Even where a testator suffers from a condition affecting capacity such as mild or moderate dementia he will not necessarily lack testamentary capacity. Many people who suffer from dementia have lucid intervals and this is why it is particularly important for the Court to examine all available evidence contemporaneous with the making of the disputed will. A token medical report from a doctor who has only met the deceased in order to produce a report on his capacity is unlikely to be persuasive if there is detailed evidence to the contrary from the solicitor who attended the deceased to take instructions for the will. This is particularly so in circumstances where the solicitor has had a longstanding professional relationship with the testator and has made and retained detailed attendance notes of their meetings. In Williams v Wilmot the Judge noted that "Mr Brunton is an experienced private client solicitor with a particular knowledge and expertise in the question of testamentary capacity in relation to the elderly….independently of the medical evidence he concluded that the deceased was no longer able to manage his affairs and forthwith sought to register the enduring power of attorney…It is this evidence which…corroborates the medical evidence and supports my conclusion that …Dr Monk did not have the relevant testamentary capacity at the time the 2007 will was signed".

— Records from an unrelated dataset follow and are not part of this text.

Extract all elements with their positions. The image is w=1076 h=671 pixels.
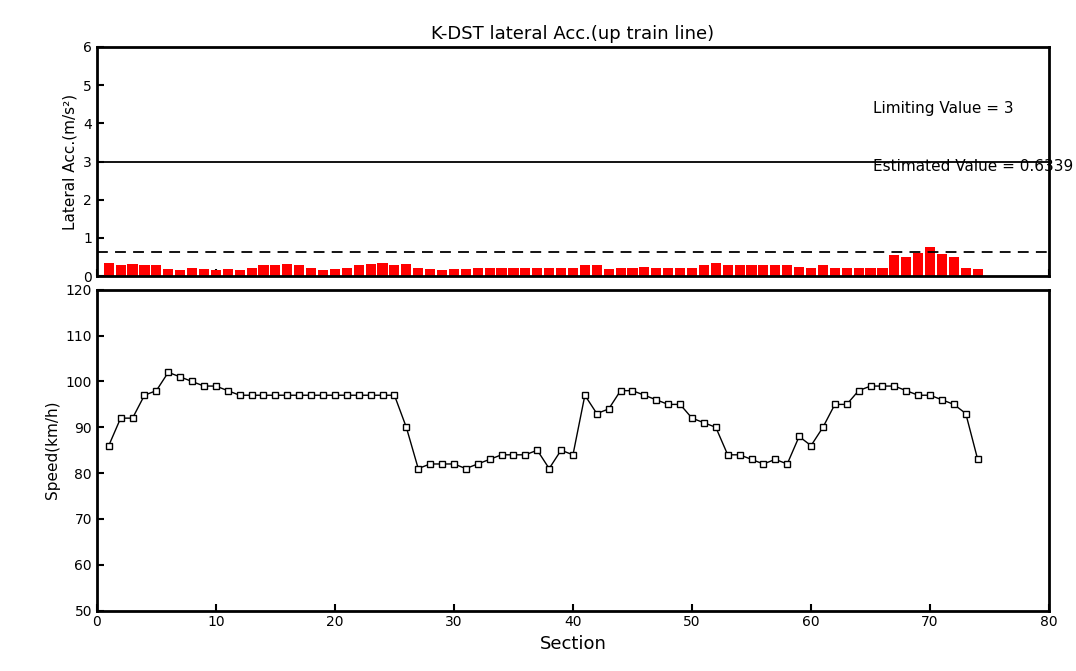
Bar [103,263,114,276]
Bar [317,270,328,276]
Bar [747,266,756,276]
Bar [115,264,126,276]
Bar [199,269,209,276]
Title: K-DST lateral Acc.(up train line): K-DST lateral Acc.(up train line) [431,25,714,43]
Bar [794,266,804,276]
Bar [639,266,650,276]
Bar [830,268,840,276]
Bar [390,264,399,276]
Bar [164,269,173,276]
Bar [877,268,888,276]
Bar [818,266,829,276]
Bar [556,268,566,276]
Bar [604,269,613,276]
Bar [889,255,900,276]
Bar [401,264,411,276]
Bar [973,269,982,276]
Bar [841,268,852,276]
Bar [425,269,435,276]
Bar [902,257,911,276]
Bar [723,266,733,276]
Bar [366,264,376,276]
Y-axis label: Speed(km/h): Speed(km/h) [45,401,60,499]
Bar [211,270,221,276]
Bar [865,268,876,276]
Bar [175,270,185,276]
Bar [949,257,959,276]
Bar [270,264,281,276]
Bar [592,264,601,276]
Bar [759,264,768,276]
Bar [698,264,709,276]
Bar [925,248,935,276]
Bar [853,268,864,276]
Bar [806,268,816,276]
Bar [437,270,448,276]
Bar [187,268,197,276]
Bar [294,266,305,276]
Bar [127,264,138,276]
Bar [235,270,244,276]
Bar [533,268,542,276]
Text: Estimated Value = 0.6339: Estimated Value = 0.6339 [873,158,1073,174]
Bar [330,269,340,276]
Bar [580,266,590,276]
Bar [461,269,471,276]
Bar [651,268,662,276]
Bar [282,264,293,276]
X-axis label: Section: Section [539,635,607,653]
Bar [711,263,721,276]
Bar [223,269,232,276]
Bar [378,263,387,276]
Bar [472,268,483,276]
Bar [675,268,685,276]
Bar [306,268,316,276]
Bar [258,266,269,276]
Bar [782,264,792,276]
Bar [521,268,530,276]
Bar [735,264,745,276]
Bar [686,268,697,276]
Bar [770,266,780,276]
Text: Limiting Value = 3: Limiting Value = 3 [873,101,1014,116]
Bar [342,268,352,276]
Bar [354,264,364,276]
Bar [627,268,638,276]
Bar [140,266,150,276]
Bar [508,268,519,276]
Bar [914,253,923,276]
Bar [961,268,971,276]
Bar [246,268,257,276]
Bar [937,254,947,276]
Bar [663,268,674,276]
Bar [484,268,495,276]
Bar [496,268,507,276]
Bar [152,264,161,276]
Bar [568,268,578,276]
Bar [615,268,625,276]
Bar [544,268,554,276]
Bar [449,269,459,276]
Bar [413,268,423,276]
Y-axis label: Lateral Acc.(m/s²): Lateral Acc.(m/s²) [62,93,77,229]
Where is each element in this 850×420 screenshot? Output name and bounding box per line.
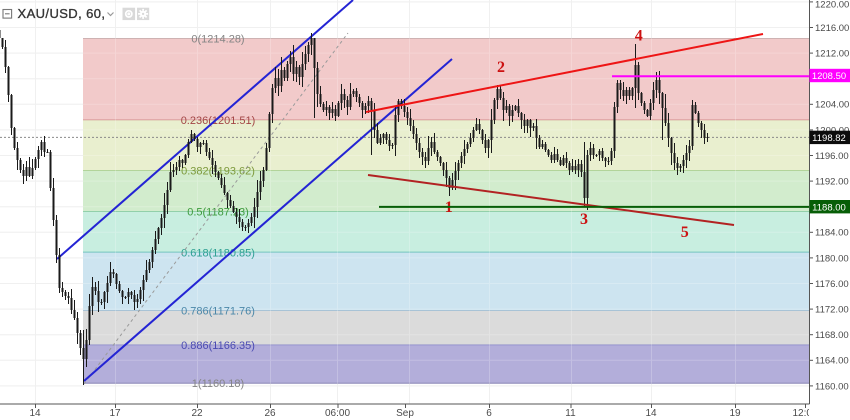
svg-text:1204.00: 1204.00 [815, 100, 849, 111]
svg-text:06:00: 06:00 [325, 408, 350, 419]
svg-text:1176.00: 1176.00 [815, 279, 849, 290]
svg-text:1220.00: 1220.00 [815, 0, 849, 11]
svg-text:1168.00: 1168.00 [815, 330, 849, 341]
svg-text:5: 5 [681, 224, 689, 241]
svg-text:1184.00: 1184.00 [815, 228, 849, 239]
svg-text:1212.00: 1212.00 [815, 49, 849, 60]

Conclusions to be drawn from this case
Despite Mr Wilmot's successful application the original judgement highlights a number of salient points for private client practitioners.
First, assessing someone's capacity to make a will after the event is always difficult and in contested cases the most compelling evidence is likely be that which is contemporaneous with the making of the disputed will. Although as a general rule medical reports as to a testator's cognitive state are helpful, the weight which is accorded to such a report will vary depending on its quality and whether or not the report is corroborated by any of the other evidence before the Court. It is becoming increasingly clear that the evidence of an experienced solicitor who took instructions for the will and /or was present when the will was executed is likely to carry significant weight with the Court particularly where that solicitor is able to demonstrate practical experience with issues of testamentary capacity and /or has known the testator for a considerable period of time.
Secondly, in the absence of a detailed medical report which specifically refers to the three limbs of the Banks v Goodfellow test the Court will look to make appropriate inferences about the deceased's capacity from any other evidence which is available. A medical report which is prepared specifically to address the question of whether someone has testamentary capacity should be based on a detailed examination of the testator by a doctor of sufficient qualification and experience and should make specific reference to the Banks v Goodfellow test. A six line letter by a doctor previously unknown to the testator is unlikely to be regarded as conclusive particularly where there is other available evidence which suggests inferentially that the deceased's capacity to make a will may have been in doubt.
More generally Williams v Wilmot demonstrates the need for solicitors who act for elderly clients to be alive to any circumstances which might arouse suspicion as to a lack of knowledge of arrangements being put in place by a third party ostensibly on their behalf.